Geopolitical – There remains unresolved geopolitical issues that one must keep an eye on – Iran vs. Israel, South Korea vs. North Korea, Russia’s influence in Eastern Europe and Central Asia, and finally the sovereign debt issues in the Euroland. All of these could appear on the radar for a lot of investors, or they may not.
Outlook for 2011
The general theme of 2011 is to prepare for shocks, but in the meantime your portfolio should climb the “wall of worry”. While the nominal course of action would suggest that the economy will plod along without surprises, there should be a few curveballs thrown around. It is impossible to predict what the curveballs may be or when they are thrown, but it is important to get a good swing at them when they arrive. You can only swing at the curveballs when you have cash in the portfolio, hence this is why the portfolio allocation of low-yield cash is currently quite high.
A 2010 example of a curveball was dealing with the Deepwater Horizon Oil Spill. Investors that were patient and waited for their opportunities when the geopolitical risk was maximized was rewarded with speculative returns.
Another example was the investment climate concerning the European Union’s debt crisis in Greece.

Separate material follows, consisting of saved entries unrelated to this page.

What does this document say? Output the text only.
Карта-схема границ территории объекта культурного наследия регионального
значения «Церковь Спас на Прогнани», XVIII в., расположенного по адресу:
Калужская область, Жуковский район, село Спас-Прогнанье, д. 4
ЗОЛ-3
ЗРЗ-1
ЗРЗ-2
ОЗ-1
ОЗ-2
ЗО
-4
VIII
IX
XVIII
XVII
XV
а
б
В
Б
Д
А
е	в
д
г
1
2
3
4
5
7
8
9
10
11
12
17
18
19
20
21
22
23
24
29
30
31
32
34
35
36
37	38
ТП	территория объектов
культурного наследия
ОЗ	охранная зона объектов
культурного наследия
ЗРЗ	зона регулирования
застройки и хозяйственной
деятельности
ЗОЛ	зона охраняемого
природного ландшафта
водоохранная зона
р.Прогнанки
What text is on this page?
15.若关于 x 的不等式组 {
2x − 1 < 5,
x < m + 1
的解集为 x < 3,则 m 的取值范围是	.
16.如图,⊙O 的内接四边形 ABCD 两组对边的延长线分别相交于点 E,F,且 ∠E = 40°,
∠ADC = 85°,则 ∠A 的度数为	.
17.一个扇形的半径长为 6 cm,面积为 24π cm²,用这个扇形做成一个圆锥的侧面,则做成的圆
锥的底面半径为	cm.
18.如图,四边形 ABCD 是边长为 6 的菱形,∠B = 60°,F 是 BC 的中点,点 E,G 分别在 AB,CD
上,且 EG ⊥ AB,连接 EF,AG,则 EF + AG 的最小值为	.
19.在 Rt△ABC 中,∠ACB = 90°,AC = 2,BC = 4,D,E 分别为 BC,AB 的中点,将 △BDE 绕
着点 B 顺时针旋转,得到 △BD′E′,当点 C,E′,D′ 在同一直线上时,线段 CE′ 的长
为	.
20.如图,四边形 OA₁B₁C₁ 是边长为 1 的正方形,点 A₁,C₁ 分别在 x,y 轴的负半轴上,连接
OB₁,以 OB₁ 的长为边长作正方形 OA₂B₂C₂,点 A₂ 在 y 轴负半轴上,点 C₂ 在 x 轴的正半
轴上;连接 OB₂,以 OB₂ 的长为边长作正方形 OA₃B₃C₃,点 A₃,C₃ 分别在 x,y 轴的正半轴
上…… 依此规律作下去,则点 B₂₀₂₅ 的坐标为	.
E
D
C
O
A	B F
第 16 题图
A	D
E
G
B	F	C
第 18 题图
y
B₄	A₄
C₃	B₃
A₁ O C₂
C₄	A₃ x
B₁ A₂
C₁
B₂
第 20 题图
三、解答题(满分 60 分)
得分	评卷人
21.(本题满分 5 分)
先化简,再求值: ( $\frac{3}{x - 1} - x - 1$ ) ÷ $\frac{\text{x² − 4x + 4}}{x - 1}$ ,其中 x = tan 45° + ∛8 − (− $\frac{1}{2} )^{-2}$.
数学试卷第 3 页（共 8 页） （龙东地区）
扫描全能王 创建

The baseline state of the marketplace, however, suggests that equity assets, especially high yielding securities, have all been bidded to the roof – as interest rates are low, investors have been trying to chase yield. The ultimate consequence of this are inflated asset prices on stable dividend-yielding securities. Utility companies, for example, are completely off my radar due to valuation. Most income trusts that have converted to corporations are trading at their upper price ranges. Preferred shares are also giving skimpy yields. Most of the money to be made in the markets are likely to be made if the securities don’t give out a yield.

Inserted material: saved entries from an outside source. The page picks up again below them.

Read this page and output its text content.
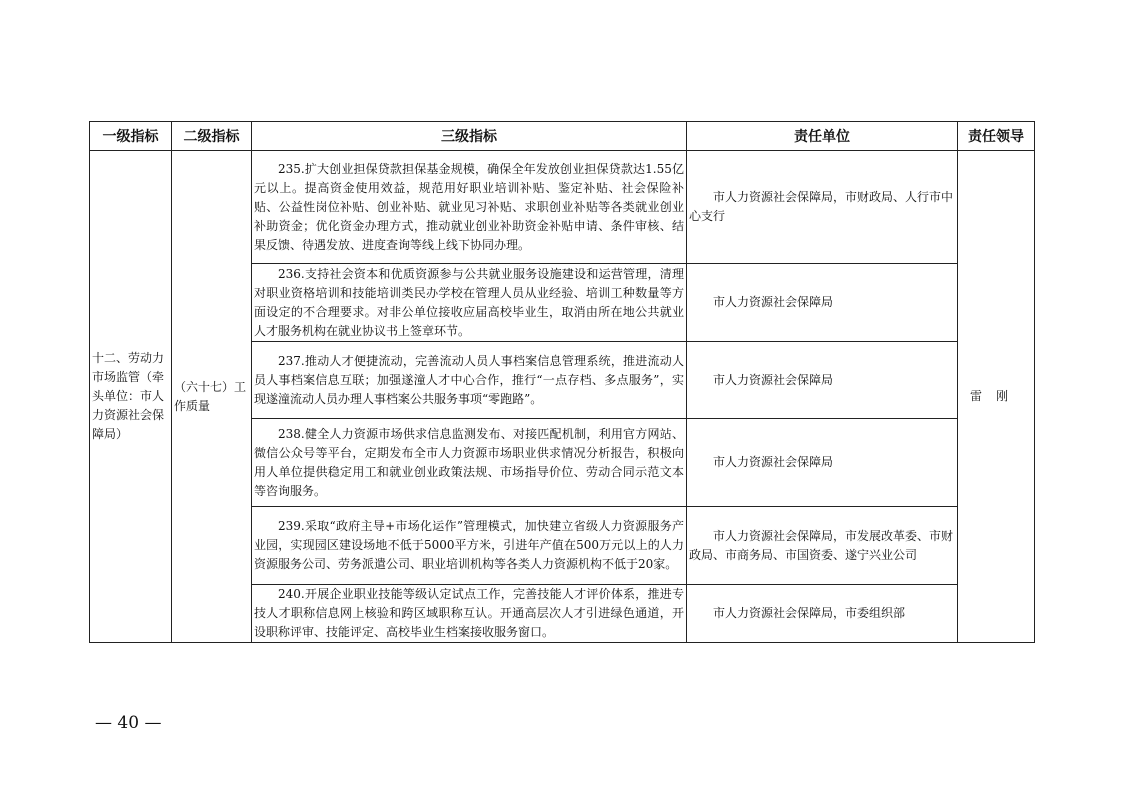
一级指标	二级指标	三级指标	责任单位	责任领导
十二、劳动力市场监管（牵头单位：市人力资源社会保障局）	（六十七）工作质量	235.扩大创业担保贷款担保基金规模，确保全年发放创业担保贷款达1.55亿元以上。提高资金使用效益，规范用好职业培训补贴、鉴定补贴、社会保险补贴、公益性岗位补贴、创业补贴、就业见习补贴、求职创业补贴等各类就业创业补助资金；优化资金办理方式，推动就业创业补助资金补贴申请、条件审核、结果反馈、待遇发放、进度查询等线上线下协同办理。	市人力资源社会保障局，市财政局、人行市中心支行	雷刚
		236.支持社会资本和优质资源参与公共就业服务设施建设和运营管理，清理对职业资格培训和技能培训类民办学校在管理人员从业经验、培训工种数量等方面设定的不合理要求。对非公单位接收应届高校毕业生，取消由所在地公共就业人才服务机构在就业协议书上签章环节。	市人力资源社会保障局	
		237.推动人才便捷流动，完善流动人员人事档案信息管理系统，推进流动人员人事档案信息互联；加强遂潼人才中心合作，推行“一点存档、多点服务”，实现遂潼流动人员办理人事档案公共服务事项“零跑路”。	市人力资源社会保障局	
		238.健全人力资源市场供求信息监测发布、对接匹配机制，利用官方网站、微信公众号等平台，定期发布全市人力资源市场职业供求情况分析报告，积极向用人单位提供稳定用工和就业创业政策法规、市场指导价位、劳动合同示范文本等咨询服务。	市人力资源社会保障局	
		239.采取“政府主导+市场化运作”管理模式，加快建立省级人力资源服务产业园，实现园区建设场地不低于5000平方米，引进年产值在500万元以上的人力资源服务公司、劳务派遣公司、职业培训机构等各类人力资源机构不低于20家。	市人力资源社会保障局，市发展改革委、市财政局、市商务局、市国资委、遂宁兴业公司	
		240.开展企业职业技能等级认定试点工作，完善技能人才评价体系，推进专技人才职称信息网上核验和跨区域职称互认。开通高层次人才引进绿色通道，开设职称评审、技能评定、高校毕业生档案接收服务窗口。	市人力资源社会保障局，市委组织部	
— 40 —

If I were to guess the geography that was to cause a volatility shock in the marketplace, I would be most concerned with China. However, predicting when their economy has lit too much gasoline is impossible. It could happen in 2011, or it could not. Without having the research arm of Goldman Sachs on my side, it is very difficult to determine what goes on the other side of the Pacific Ocean – figuring out what’s going on in Canada is difficult enough.
It is entirely possible that cash will be the best performing asset class in 2011, but I would want to “lock” in this statement sometime in the first half of 2011 – right now, fighting the flow of very easy monetary policy will be damaging to my portfolio.

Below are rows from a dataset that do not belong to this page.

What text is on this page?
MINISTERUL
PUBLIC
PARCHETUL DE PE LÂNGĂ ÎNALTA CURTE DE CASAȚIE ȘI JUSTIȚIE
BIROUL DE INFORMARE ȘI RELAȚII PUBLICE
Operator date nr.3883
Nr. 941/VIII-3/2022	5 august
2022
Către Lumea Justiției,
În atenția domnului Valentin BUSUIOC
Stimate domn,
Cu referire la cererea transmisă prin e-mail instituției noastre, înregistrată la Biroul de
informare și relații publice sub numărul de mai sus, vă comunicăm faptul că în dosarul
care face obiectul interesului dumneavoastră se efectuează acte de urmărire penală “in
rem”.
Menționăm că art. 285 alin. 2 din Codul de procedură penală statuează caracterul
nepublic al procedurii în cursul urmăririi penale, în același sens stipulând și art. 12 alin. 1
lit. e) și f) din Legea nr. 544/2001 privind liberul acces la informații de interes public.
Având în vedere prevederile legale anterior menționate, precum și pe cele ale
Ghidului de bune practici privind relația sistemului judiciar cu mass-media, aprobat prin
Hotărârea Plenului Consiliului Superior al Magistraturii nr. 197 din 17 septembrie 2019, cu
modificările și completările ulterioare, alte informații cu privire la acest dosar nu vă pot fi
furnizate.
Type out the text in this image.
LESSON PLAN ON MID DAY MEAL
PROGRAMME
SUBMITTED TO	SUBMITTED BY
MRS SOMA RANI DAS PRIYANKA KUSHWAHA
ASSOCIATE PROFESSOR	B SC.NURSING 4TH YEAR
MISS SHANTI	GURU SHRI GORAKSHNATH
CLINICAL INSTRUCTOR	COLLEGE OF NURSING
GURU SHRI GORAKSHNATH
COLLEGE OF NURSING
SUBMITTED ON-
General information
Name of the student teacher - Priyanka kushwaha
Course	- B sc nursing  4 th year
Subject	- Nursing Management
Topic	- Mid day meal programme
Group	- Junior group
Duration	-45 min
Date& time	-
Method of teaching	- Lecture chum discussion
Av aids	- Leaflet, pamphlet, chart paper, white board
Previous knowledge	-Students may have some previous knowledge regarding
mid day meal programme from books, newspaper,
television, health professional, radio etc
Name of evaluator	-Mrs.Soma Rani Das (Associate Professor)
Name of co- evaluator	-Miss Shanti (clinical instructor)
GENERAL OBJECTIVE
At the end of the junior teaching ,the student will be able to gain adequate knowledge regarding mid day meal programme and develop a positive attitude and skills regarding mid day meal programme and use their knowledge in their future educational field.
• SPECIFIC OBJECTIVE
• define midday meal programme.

I am sure this expression is intruding upon a Yogi Berra quotation, but I will say it anyway: volatility will be muted, except for when it isn’t. I do not know if we will see shocks, but until we do see some volatility, I do not think we will see much in the way of opportunity.
Predictions for 2011
Take these predictions with a grain of salt:
* The US Federal Reserve raises the short term rate by the end of the year. Thus, it follows that:
– The US Dollar will rise relative to the Canadian Dollar in 2011 (close of 2010: 0.9945 USD = 1 CAD).
– Spot Gold ends lower at the end of 2011 than the beginning of 2011 (close of 2010: US$1421/Oz).
* An equal-weighted basket of the five big Canadian banks (BMO, BNS, CM, RY, TD), purchased at the December 31, 2010 closing price, will underperform a 1-year CAD treasury bill yielding 1.4% on December 31, 2010. (NOTE: dividends and interest are not reinvested in this prediction).
* My unconventional prediction for 2011 is that US cash will outperform the S&P/TSX Composite Index (link) starting February 28, 2011.